Katz was also allegedly concerned that Boermeester would find out that she made a statement to the Title IX office.

“He can’t know I made a statement. Can you not tell him I made a statement,” she texted the Title IX investigator, according to the filing.

In another apparent text exchange before the Title IX office notified Boermeester of the investigation, Katz texted the investigator that she had been seeing Boermeester at school and that they were on “fine tems.”

“I just act normal so he doesn’t [get] suspicious,” Katz texted. “Like most of the time we act totally fine even like friends like there haven’t been any problems.”

The filing claims that the alleged assault was captured by a surveillance camera near the location of the incident.

Though Katz released a letter through her attorney last month refuting claims that Boermeester assaulted her and claiming that the Title IX office treated her and Boermeester unfairly, the University responded with a statement in the filing.
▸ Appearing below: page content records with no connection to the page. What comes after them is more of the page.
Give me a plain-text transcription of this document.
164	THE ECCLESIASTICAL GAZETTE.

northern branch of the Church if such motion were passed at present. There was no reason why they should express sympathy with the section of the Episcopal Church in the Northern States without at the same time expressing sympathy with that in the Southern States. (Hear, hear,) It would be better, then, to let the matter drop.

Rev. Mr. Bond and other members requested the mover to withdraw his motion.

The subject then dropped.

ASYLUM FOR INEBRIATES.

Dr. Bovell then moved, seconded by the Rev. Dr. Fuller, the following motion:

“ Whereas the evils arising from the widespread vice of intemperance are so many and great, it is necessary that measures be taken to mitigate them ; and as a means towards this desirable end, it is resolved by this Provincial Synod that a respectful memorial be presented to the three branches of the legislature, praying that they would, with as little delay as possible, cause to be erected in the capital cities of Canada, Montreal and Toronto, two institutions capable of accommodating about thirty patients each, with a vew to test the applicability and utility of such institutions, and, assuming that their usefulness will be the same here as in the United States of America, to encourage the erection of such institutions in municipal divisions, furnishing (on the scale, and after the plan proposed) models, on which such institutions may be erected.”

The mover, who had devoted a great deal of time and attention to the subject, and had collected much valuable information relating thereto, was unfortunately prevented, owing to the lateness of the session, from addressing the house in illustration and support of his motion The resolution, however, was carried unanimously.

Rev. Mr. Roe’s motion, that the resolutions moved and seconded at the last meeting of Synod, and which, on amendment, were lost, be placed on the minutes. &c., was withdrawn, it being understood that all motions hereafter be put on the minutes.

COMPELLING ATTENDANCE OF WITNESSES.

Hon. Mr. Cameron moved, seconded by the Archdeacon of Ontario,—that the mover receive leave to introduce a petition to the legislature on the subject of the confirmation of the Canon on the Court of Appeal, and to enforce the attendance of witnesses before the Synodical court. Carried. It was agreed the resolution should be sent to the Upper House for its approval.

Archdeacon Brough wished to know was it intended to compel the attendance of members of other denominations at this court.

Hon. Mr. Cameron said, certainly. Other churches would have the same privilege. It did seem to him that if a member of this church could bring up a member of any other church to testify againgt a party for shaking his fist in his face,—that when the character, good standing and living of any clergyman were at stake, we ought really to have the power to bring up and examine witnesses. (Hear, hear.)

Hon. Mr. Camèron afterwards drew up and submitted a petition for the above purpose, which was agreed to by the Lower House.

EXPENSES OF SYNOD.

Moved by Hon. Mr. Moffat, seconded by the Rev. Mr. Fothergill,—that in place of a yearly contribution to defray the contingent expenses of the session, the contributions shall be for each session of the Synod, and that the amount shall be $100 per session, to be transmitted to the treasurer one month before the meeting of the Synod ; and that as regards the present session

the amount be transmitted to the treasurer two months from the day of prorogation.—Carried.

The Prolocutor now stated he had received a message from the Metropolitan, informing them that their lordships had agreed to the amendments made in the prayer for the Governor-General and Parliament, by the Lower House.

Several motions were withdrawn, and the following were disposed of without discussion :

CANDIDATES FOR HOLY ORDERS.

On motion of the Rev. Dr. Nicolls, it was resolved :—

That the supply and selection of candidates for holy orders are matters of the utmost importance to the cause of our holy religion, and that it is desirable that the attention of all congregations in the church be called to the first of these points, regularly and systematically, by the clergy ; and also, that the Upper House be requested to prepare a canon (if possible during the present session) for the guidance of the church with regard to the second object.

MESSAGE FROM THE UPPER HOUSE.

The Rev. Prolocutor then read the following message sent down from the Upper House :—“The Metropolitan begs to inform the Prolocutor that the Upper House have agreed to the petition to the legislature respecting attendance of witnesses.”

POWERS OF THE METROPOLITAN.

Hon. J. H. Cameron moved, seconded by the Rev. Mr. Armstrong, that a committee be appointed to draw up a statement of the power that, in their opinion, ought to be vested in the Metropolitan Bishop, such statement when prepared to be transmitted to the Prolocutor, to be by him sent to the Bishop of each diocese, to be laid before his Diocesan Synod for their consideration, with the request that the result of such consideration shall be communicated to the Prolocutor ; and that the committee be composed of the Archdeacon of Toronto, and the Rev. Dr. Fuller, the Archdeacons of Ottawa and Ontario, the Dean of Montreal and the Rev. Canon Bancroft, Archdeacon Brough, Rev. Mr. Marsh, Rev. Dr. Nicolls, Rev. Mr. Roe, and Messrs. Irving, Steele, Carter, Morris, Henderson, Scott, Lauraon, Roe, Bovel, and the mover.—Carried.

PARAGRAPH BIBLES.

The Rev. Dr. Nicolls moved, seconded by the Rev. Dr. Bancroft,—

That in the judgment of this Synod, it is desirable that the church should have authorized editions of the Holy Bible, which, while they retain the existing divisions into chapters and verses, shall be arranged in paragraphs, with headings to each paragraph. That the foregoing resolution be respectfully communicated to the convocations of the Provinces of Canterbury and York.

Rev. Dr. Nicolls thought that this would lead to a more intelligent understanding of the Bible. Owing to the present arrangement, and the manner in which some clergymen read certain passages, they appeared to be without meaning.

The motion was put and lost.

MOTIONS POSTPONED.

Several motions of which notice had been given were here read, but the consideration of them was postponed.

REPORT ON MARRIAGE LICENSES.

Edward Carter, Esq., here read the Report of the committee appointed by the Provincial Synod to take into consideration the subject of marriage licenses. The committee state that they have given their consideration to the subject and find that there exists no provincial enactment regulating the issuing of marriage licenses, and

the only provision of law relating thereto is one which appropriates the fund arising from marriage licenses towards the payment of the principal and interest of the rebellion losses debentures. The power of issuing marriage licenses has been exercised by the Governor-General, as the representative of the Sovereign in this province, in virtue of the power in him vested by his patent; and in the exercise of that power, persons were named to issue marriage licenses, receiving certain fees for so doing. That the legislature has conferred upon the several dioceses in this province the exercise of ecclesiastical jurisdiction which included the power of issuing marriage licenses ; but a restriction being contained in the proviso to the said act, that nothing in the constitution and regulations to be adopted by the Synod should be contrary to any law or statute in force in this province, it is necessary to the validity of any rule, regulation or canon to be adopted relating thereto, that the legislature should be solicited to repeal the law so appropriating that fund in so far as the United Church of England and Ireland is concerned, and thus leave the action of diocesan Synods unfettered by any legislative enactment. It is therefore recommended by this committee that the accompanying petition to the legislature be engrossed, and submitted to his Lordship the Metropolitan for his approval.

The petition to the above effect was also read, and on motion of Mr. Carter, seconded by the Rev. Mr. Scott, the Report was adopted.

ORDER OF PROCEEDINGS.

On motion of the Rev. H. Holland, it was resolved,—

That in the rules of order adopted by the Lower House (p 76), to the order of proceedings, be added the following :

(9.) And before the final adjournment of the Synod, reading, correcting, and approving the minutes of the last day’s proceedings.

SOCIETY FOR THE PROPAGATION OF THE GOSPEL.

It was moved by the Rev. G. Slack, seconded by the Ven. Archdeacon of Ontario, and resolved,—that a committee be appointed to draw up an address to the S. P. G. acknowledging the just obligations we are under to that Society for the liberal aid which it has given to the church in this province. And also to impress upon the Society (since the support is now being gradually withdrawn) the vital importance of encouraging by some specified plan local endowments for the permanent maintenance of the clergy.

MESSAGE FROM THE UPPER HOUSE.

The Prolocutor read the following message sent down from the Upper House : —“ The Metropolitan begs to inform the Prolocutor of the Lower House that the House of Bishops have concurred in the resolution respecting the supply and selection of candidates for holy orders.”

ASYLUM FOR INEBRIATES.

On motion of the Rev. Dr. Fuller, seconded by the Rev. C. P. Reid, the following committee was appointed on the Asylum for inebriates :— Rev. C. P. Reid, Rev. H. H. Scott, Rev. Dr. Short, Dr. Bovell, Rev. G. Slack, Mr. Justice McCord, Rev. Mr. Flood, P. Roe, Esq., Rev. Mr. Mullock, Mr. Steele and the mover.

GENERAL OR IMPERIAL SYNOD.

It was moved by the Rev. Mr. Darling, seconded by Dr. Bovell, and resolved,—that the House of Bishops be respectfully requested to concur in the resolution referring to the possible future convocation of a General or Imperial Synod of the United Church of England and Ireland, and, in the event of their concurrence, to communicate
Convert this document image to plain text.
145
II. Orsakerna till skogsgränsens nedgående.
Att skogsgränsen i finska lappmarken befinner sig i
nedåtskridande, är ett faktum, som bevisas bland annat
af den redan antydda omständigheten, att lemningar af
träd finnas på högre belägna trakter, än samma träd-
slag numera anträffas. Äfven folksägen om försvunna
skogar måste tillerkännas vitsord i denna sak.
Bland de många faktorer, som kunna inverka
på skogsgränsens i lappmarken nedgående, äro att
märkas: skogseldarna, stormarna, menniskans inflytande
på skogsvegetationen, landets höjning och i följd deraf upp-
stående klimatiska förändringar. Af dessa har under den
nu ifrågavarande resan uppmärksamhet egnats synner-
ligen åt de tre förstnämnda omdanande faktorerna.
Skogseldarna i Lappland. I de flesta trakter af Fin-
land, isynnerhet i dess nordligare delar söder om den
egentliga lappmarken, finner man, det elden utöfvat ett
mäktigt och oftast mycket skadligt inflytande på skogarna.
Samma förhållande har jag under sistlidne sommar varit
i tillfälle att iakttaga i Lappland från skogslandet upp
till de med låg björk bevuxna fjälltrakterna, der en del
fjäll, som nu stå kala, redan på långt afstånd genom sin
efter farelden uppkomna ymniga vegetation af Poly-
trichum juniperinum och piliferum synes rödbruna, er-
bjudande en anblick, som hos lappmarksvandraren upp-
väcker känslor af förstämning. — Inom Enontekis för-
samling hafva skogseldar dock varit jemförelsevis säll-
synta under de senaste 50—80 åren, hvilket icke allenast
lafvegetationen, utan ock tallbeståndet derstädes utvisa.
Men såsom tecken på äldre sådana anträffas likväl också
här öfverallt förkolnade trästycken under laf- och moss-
“[Katz’s] later denials were contradicted by her own initial statements to [the Title IX investigator], as well as the weight of the evidence collected during the investigation, including text messages among [Katz] and her friends, eye witness accounts, witness statements … and a surveillance video,” the filing stated.

According the filing, Katz’s attempts to protect Boermeester “may be motivated by love or fear of reprisal.”

Boermeester was two classes shy of graduating before being suspended, Katz said in her letter. The former kicker was the Rose Bowl hero for the Trojans in January, making the game-winning field goal as time expired to beat Penn State.